The boyfriend was history, Luc decided without hesitation. A relationship in which neither fidelity nor loyalty appeared to figure was very bad news for Star. And if she couldn’t work that out for herself, it was obviously his job to do it for her. What Star needed was a fresh start. For that reason, he would make his own generous financial support conditional on Rory’s exit from her life. A case of being cruel to be kind. For her own good, and that of her children, Star would have to learn to like a quieter, more conventional lifestyle, he reflected with grim satisfaction.
But she had changed. Last night he had been waiting for her to tell him she still loved him. He could not understand why her failure to do what he definitely hadn’t wanted her to do should have irritated the hell out of him. Quite deliberately, Luc dredged up purgative memories of their six-week marriage. Star calling him every hour on the hour…Star reading poetry out loud over breakfast…Star waiting for him every night when he came home, even if it was the next morning…Star, outrageously sensitive and vulnerable but as subtle as an army tank, and yet so loving, so incredibly loving and giving…
His hooded gaze chilled on that final reflection. Over the last eighteen months she had been loving and giving with how many other men?
At that moment, the limo pulled in at the tiny mews house where Emilie had lived for over forty years.
‘Is Emilie expecting us?’ Star asked awkwardly.
‘Bien sûr…I contacted her before I arrived with you last night.’ Luc watched Star lean forward with the evident intention of undoing her daughter’s seat restraint. ‘Why don’t you leave the children sleeping? My chauffeur will watch over them. I don’t expect this to be a long visit.’
Star frowned. ‘But—’
‘Indeed, I imagine that you will be relieved when this meeting is at an end.’
Star stiffened. ‘I’m very fond of Emilie. I may be upset and embarrassed about what’s happened, but I’m still looking forward to seeing her.’

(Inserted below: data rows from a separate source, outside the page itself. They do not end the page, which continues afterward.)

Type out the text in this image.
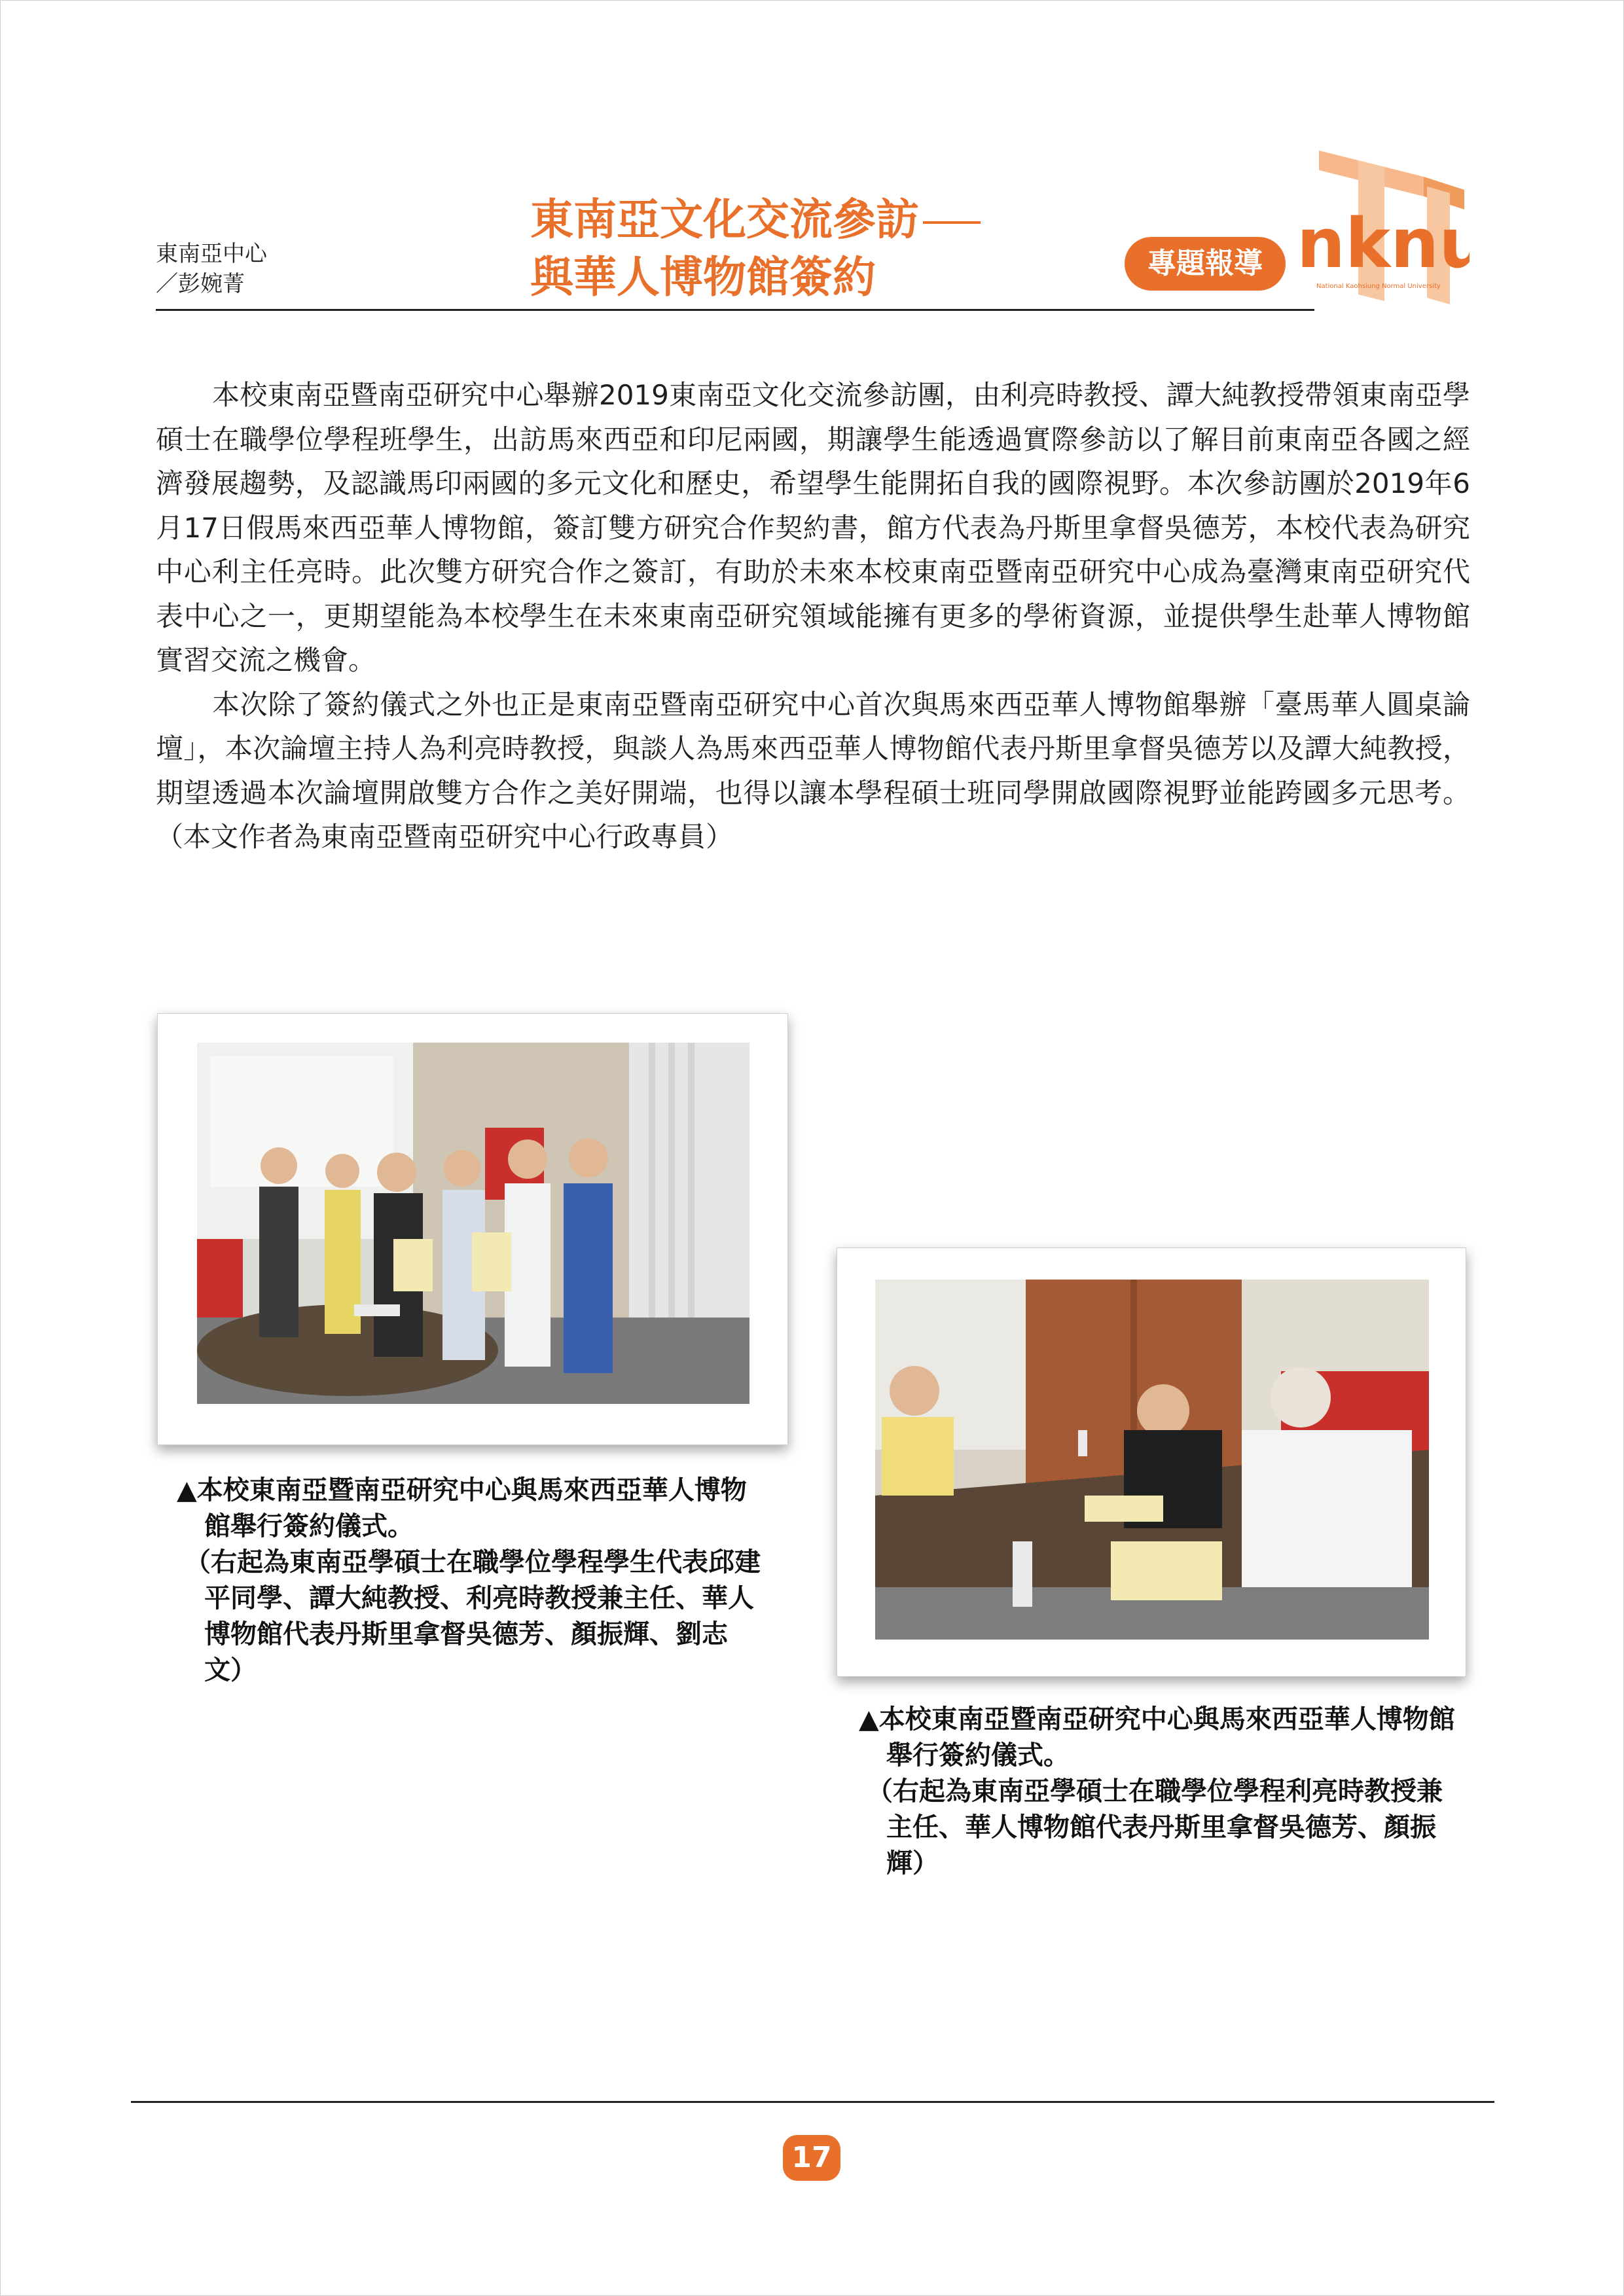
東南亞中心
／彭婉菁
東南亞文化交流參訪
與華人博物館簽約	專題報導 nknu
National Kaohsiung Normal University

本校東南亞暨南亞研究中心舉辦2019東南亞文化交流參訪團，由利亮時教授、譚大純教授帶領東南亞學碩士在職學位學程班學生，出訪馬來西亞和印尼兩國，期讓學生能透過實際參訪以了解目前東南亞各國之經濟發展趨勢，及認識馬印兩國的多元文化和歷史，希望學生能開拓自我的國際視野。本次參訪團於2019年6月17日假馬來西亞華人博物館，簽訂雙方研究合作契約書，館方代表為丹斯里拿督吳德芳，本校代表為研究中心利主任亮時。此次雙方研究合作之簽訂，有助於未來本校東南亞暨南亞研究中心成為臺灣東南亞研究代表中心之一，更期望能為本校學生在未來東南亞研究領域能擁有更多的學術資源，並提供學生赴華人博物館實習交流之機會。

本次除了簽約儀式之外也正是東南亞暨南亞研究中心首次與馬來西亞華人博物館舉辦「臺馬華人圓桌論壇」，本次論壇主持人為利亮時教授，與談人為馬來西亞華人博物館代表丹斯里拿督吳德芳以及譚大純教授，期望透過本次論壇開啟雙方合作之美好開端，也得以讓本學程碩士班同學開啟國際視野並能跨國多元思考。（本文作者為東南亞暨南亞研究中心行政專員）

▲本校東南亞暨南亞研究中心與馬來西亞華人博物館舉行簽約儀式。
（右起為東南亞學碩士在職學位學程學生代表邱建平同學、譚大純教授、利亮時教授兼主任、華人博物館代表丹斯里拿督吳德芳、顏振輝、劉志文）
▲本校東南亞暨南亞研究中心與馬來西亞華人博物館舉行簽約儀式。
（右起為東南亞學碩士在職學位學程利亮時教授兼主任、華人博物館代表丹斯里拿督吳德芳、顏振輝）
17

Luc looked singularly unimpressed by that claim. Star tilted her chin. Emilie was already waiting at her front door, a tall, spare woman with soft white hair and a remarkably fresh complexion for a lady of seventy-two years.
‘I was delighted when Luc told me that he would be bringing you with him.’ Emilie greeted Star with a warm and affectionate hug and whispered, ‘Thank goodness you’ve finally told him about the twins.’
While Star reddened at that misapprehension on the older woman’s part, Emilie went to peer into the limo at the slumbering babies. ‘I do hope they wake up before you have to leave.’
In the pretty sitting room, Star sat down opposite Emilie.
‘I was most annoyed when I found out that my accountant had dragged you into this, Luc,’ Emilie confided, disconcerting both her visitors.
‘I wasn’t dragged, Emilie…and Hodgson was only doing his job.’
‘But he completely misread the situation. I offered Juno my money; she didn’t ask me for it and she didn’t want to accept a loan from me. I persuaded her to accept my help. Now that the gallery had failed—through no fault of hers, I might add—I will not have the poor woman hounded as if she’s a criminal!’
That spirited defence of her mother took Star entirely by surprise. Luc’s dark, devastating features betrayed no reaction whatsoever.
‘Juno’s a kind and decent woman who’s had a very difficult life and more than her fair share of bad luck.’ Emilie proclaimed in determined addition.
Tears stinging her eyes in a hot, emotional surge, Star reached across and grasped Emilie’s hand with very real gratitude. ‘My mother means well…she always means well…but nothing ever seems to go right for her,’ she agreed shakily.
‘Or for anybody else in her vicinity,’ Luc completed in a gritty undertone.
‘I know that she shouldn’t have run away like this,’ Star acknowledged tautly, ignoring that comment.
‘But Juno didn’t run away. She came to see me first.’ Emilie’s smile of recollection was wry. ‘Full of crazy ideas about how she might rescue us both from ruin…bless her heart. She does try so hard!’